GSQ5: Link has come to town, come to save the princess Zelda

Being that October is the month that nebulously encompasses the vague anniversary of the American launch date for the NES, I’ve decided that every day this month will include an NES-themed post. This is not to say that other content won’t be showing up, but you can rest assured that there will be something NES-related to read every single day this month. Unless I miss an update or something. I am but a mere human.

Today’s update features Master Osterritter’s thesis on the glories of The Legend of Zelda, a game which, I have been told, is really rad. I don’t know about that, but it is incredibly engrossing, to the point that it caused me to suffer a terrible lack of social grace on at least one occasion. I had a friend over to hang out the same day that a different friend lent me his copy of Zelda and kind of… ended up ignoring the guest in favor of the game. He ultimately hung out with my brother all night, and they had a grand ol’ time, so all was well. But I do feel kind of embarrassed about that. On the other hand, I managed to clear the first four dungeons in that night, so at least I had something to show for my shameful rudeness.

For some reason, I still remember with startling clarity the act of beating the game a couple of weeks later. I was struggling my way through Death Mountain and had been making no progress for a few hours when my parents decided it was time to go mow the lawn, right now, no arguments. I grumbled as I pushed the mower for an hour in the brutal heat of a Texas summer afternoon, but, in a flash of either insight or heat stroke, suddenly visualized the solution to my problem as I reached the end of my ordeal. The instant I was finished with the yard, I was back on the NES, and within half an hour had struck the final, fatal blow against PRINCE DARKNESS ‘GANNON.’ And that is the amazing true story of how I finished Zelda while being incredibly filthy and stinky.
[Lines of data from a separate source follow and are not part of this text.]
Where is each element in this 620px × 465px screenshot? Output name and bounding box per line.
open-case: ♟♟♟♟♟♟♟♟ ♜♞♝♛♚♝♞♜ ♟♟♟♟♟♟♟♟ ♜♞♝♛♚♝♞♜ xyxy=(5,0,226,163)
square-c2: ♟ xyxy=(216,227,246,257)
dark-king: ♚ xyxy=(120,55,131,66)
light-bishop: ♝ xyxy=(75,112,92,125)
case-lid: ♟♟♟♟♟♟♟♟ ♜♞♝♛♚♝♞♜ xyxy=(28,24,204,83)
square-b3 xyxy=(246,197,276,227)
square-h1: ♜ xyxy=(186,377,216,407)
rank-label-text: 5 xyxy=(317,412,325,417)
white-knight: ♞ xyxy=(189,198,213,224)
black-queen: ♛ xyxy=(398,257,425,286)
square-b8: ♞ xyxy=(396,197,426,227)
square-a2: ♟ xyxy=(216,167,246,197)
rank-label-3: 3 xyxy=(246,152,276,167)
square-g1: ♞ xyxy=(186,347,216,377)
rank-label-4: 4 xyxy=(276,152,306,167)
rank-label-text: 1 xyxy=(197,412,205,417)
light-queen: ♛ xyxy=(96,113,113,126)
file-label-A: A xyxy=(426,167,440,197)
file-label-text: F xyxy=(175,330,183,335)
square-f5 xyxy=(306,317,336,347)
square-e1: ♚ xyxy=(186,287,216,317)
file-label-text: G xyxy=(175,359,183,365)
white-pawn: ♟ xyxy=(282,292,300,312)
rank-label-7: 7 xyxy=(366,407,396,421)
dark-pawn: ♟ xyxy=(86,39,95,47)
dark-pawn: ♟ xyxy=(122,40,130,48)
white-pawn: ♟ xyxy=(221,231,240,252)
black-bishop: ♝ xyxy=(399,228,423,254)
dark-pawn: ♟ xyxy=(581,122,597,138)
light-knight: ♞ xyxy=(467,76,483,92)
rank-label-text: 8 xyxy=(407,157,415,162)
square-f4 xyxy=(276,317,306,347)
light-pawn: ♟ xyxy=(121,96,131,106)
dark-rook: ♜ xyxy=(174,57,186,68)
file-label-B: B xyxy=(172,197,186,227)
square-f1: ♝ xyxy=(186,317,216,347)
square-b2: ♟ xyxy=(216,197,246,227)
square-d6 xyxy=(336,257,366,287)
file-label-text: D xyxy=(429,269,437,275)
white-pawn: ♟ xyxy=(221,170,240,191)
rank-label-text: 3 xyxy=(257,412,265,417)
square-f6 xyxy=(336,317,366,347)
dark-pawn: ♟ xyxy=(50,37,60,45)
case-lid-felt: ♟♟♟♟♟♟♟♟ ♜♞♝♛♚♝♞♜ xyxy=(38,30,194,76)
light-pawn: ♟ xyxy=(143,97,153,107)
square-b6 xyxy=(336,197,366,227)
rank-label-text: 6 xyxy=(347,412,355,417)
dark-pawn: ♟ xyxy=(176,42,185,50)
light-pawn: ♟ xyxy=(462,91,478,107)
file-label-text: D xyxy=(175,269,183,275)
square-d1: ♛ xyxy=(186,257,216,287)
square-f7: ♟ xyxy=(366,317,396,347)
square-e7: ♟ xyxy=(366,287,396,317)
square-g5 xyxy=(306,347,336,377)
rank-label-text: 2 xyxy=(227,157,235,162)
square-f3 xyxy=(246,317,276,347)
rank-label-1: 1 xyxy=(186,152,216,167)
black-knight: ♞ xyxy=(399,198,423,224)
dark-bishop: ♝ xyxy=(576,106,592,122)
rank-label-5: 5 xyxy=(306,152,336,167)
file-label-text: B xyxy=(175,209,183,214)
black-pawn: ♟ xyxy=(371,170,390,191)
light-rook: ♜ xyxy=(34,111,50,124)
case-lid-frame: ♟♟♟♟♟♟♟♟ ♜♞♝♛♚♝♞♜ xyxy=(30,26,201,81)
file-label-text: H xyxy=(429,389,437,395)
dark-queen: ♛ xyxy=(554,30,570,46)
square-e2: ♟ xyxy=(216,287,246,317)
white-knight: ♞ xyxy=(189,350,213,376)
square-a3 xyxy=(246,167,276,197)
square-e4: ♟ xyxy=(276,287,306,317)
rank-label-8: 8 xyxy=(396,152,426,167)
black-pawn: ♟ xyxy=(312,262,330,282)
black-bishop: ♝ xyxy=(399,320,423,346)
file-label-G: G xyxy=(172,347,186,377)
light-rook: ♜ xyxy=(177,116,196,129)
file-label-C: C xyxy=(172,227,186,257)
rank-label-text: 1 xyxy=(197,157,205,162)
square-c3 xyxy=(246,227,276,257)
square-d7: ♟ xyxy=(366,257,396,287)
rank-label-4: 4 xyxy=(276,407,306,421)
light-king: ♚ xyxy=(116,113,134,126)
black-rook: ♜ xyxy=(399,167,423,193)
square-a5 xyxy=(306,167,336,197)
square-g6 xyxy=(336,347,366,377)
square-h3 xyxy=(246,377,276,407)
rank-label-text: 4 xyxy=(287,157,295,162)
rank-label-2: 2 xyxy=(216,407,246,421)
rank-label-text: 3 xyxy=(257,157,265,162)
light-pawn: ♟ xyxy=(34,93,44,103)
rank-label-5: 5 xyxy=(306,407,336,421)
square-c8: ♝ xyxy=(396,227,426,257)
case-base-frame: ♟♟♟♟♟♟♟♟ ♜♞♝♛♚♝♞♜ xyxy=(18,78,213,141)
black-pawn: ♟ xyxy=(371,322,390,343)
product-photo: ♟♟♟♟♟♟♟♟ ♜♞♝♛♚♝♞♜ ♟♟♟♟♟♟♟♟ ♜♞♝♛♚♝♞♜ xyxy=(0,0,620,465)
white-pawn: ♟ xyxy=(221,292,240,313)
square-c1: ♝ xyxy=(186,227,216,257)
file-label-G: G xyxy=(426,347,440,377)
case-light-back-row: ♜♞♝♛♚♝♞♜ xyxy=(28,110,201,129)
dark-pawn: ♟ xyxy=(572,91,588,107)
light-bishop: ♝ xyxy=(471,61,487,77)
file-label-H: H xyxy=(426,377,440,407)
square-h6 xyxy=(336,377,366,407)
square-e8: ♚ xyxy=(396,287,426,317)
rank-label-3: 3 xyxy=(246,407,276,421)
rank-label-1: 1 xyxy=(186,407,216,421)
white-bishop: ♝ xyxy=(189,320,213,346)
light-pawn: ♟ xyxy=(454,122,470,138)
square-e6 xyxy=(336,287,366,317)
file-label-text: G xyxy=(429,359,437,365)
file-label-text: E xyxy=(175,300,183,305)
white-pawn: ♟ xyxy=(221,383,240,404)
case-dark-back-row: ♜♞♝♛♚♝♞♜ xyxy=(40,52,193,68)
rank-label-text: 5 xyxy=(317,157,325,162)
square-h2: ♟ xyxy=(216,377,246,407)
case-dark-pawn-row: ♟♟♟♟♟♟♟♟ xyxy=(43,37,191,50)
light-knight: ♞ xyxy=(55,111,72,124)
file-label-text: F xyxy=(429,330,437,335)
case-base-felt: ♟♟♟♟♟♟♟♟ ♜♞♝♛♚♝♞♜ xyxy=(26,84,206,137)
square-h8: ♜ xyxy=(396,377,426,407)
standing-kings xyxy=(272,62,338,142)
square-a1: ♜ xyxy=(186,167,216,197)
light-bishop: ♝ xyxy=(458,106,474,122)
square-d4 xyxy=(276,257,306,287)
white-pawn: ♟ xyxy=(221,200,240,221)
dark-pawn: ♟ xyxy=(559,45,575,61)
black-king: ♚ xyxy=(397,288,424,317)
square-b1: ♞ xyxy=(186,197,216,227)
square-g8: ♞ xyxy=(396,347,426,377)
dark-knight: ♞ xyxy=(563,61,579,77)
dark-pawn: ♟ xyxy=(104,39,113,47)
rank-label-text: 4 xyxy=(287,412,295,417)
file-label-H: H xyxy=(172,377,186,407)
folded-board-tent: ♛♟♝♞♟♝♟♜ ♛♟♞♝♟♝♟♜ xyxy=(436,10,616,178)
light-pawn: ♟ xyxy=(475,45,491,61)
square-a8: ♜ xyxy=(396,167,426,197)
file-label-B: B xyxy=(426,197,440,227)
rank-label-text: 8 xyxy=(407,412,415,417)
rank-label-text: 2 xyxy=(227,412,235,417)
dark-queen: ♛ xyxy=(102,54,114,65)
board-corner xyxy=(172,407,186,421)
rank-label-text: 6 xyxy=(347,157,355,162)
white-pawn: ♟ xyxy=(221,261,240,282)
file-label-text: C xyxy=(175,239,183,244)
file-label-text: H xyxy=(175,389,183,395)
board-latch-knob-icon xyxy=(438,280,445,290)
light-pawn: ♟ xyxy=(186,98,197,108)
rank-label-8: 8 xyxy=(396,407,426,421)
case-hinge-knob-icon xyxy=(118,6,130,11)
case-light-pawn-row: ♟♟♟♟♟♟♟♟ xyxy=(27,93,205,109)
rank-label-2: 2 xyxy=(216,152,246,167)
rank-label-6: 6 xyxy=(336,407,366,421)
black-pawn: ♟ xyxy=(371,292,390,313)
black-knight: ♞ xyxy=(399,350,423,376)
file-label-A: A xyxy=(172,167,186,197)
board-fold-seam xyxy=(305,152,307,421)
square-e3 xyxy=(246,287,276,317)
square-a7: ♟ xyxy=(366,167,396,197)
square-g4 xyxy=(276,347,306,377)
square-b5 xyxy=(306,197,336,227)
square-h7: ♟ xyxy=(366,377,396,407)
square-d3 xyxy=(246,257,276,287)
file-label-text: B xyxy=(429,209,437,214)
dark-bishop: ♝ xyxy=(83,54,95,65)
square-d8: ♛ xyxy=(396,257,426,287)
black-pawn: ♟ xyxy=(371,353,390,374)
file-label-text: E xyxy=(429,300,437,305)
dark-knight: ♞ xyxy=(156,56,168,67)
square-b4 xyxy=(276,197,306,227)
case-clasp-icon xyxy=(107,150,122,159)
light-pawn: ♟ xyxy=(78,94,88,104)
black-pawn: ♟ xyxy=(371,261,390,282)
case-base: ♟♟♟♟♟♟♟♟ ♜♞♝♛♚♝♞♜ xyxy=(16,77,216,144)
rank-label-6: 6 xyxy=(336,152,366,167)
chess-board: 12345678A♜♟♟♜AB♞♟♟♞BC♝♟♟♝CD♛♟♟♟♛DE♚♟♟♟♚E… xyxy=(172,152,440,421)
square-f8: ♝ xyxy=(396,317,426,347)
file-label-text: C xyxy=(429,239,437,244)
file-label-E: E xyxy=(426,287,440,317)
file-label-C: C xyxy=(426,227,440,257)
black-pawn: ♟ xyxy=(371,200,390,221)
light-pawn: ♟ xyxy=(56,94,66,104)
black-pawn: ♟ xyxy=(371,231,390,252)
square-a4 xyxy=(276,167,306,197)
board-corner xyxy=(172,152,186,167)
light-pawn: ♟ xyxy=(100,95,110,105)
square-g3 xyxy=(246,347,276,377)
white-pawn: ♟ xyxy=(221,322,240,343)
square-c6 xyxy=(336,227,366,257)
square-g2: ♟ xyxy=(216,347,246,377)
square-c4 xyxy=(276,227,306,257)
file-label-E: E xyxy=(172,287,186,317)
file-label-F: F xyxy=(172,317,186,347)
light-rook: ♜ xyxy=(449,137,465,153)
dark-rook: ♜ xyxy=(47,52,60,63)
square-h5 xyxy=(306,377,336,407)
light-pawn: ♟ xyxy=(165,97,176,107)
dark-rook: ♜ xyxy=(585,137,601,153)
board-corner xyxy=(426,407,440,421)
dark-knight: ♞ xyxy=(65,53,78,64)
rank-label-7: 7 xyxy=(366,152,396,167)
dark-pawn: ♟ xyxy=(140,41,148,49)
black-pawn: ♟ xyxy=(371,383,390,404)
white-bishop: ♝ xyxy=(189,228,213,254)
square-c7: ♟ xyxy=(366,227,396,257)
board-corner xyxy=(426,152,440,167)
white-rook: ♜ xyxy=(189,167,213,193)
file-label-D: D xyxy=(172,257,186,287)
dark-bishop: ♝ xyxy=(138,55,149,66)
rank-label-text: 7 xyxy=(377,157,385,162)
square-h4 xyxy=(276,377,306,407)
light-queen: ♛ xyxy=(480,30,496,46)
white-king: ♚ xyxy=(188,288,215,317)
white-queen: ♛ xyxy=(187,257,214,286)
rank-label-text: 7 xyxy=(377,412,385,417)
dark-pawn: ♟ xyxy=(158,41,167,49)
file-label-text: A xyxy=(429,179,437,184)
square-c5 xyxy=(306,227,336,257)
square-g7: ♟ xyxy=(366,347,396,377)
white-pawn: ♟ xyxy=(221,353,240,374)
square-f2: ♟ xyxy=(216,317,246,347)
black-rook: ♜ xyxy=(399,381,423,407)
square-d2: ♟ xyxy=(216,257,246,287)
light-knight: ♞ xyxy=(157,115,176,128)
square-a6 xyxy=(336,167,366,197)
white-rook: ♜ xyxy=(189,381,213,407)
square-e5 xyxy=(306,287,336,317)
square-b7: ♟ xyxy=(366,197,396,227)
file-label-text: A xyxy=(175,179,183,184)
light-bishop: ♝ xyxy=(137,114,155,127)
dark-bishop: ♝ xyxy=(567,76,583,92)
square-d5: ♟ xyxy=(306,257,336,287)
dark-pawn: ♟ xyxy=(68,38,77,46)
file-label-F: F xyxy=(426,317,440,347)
Three days later I completed the Second Quest. I’m not sure I knew the word “masochism” at that age, but I certainly understood the concept.

8 thoughts on “GSQ5: Link has come to town, come to save the princess Zelda

  1. Man, I’m still a sucker for the original manual art (as in the banner above) for the first two Zelda games. I’d like to see Nintendo craft a Zelda game someday that looked like that than the LOTR/Tron-skewed weirdness of Twilight Princess.

  2. I wonder why the other Zelda games don’t have second quests (besides Ocarina)? Seems like an easy way to extend the value of the game…

  3. Mudron, I am the exact same way about Link to the Past/Link’s Awakening. That classic 70s/80s anime look, shades of Gatchaman; it just really works for me.

  4. The funny part is that – from a truly objective point-of-view – the anime-style art in those manuals sn’t even necessarily all that great (the bits taking place in Hyrule Castle were pretty generic fantasy-castle fluff), but that art did such a great job helping flesh out the world presented in those spartan graphics that as a kid, you couldn’t help but get jazzed when you saw what it was *supposed* to look like when Link gets attacked by a fire-breathing Ironknuckle.

  5. @Refa: I’d assume it’s easier to do alternate dungeon designs when your dungeons are made up of a limited pool of room layouts that mainly differ in contents and door locations. OoT’s Master Quest was sorta neat, but it felt like more of a “more agitating puzzles edition” than a for real second quest.

    Maybe it’s just because it has maps and shops and medicine and healing faeries, but The Legend of Zelda feels like it’s aged a lot better than Metroid has.

  6. As someone who grew up with a SNES as my first console, I always find the NES progenitors of my favourite games very hard to play. They just don’t click for me I guess. I can (and irregularly do) play through Link To The Past and Super Metroid start to finish just about with my eyes closed, but have repeatedly failed to get far into this or Metroid. I can understand the love, but I can’t recommend to anyone who never had a NES as a kid that they should play them.

  7. I enjoyed your anecdote about Zelda consuming your social life. My brother pestered me to go with the playground with him one afternoon when I was on the sixth dungeon. After I ignored him for a half hour, he ejected the cart and had me chase him outside, whereupon he smashed it on the driveway. Thus, the spell was broken.

  8. This was actually one of the first NES games I ever witnessed. I visited a classmates house, and was enthralled the whole time to see the bit of the game he was playing. Guess I was doomed from that point.

    Ironically, the game I asked for, however, was Zelda 2 when I got my NES. And despite it differing wildly from the first, I enjoyed it a lot (when I wasn’t stuck, dang it!).

    Anyway, Zelda was eventually acquired from the semi-local pawn shop, and all was right in the world.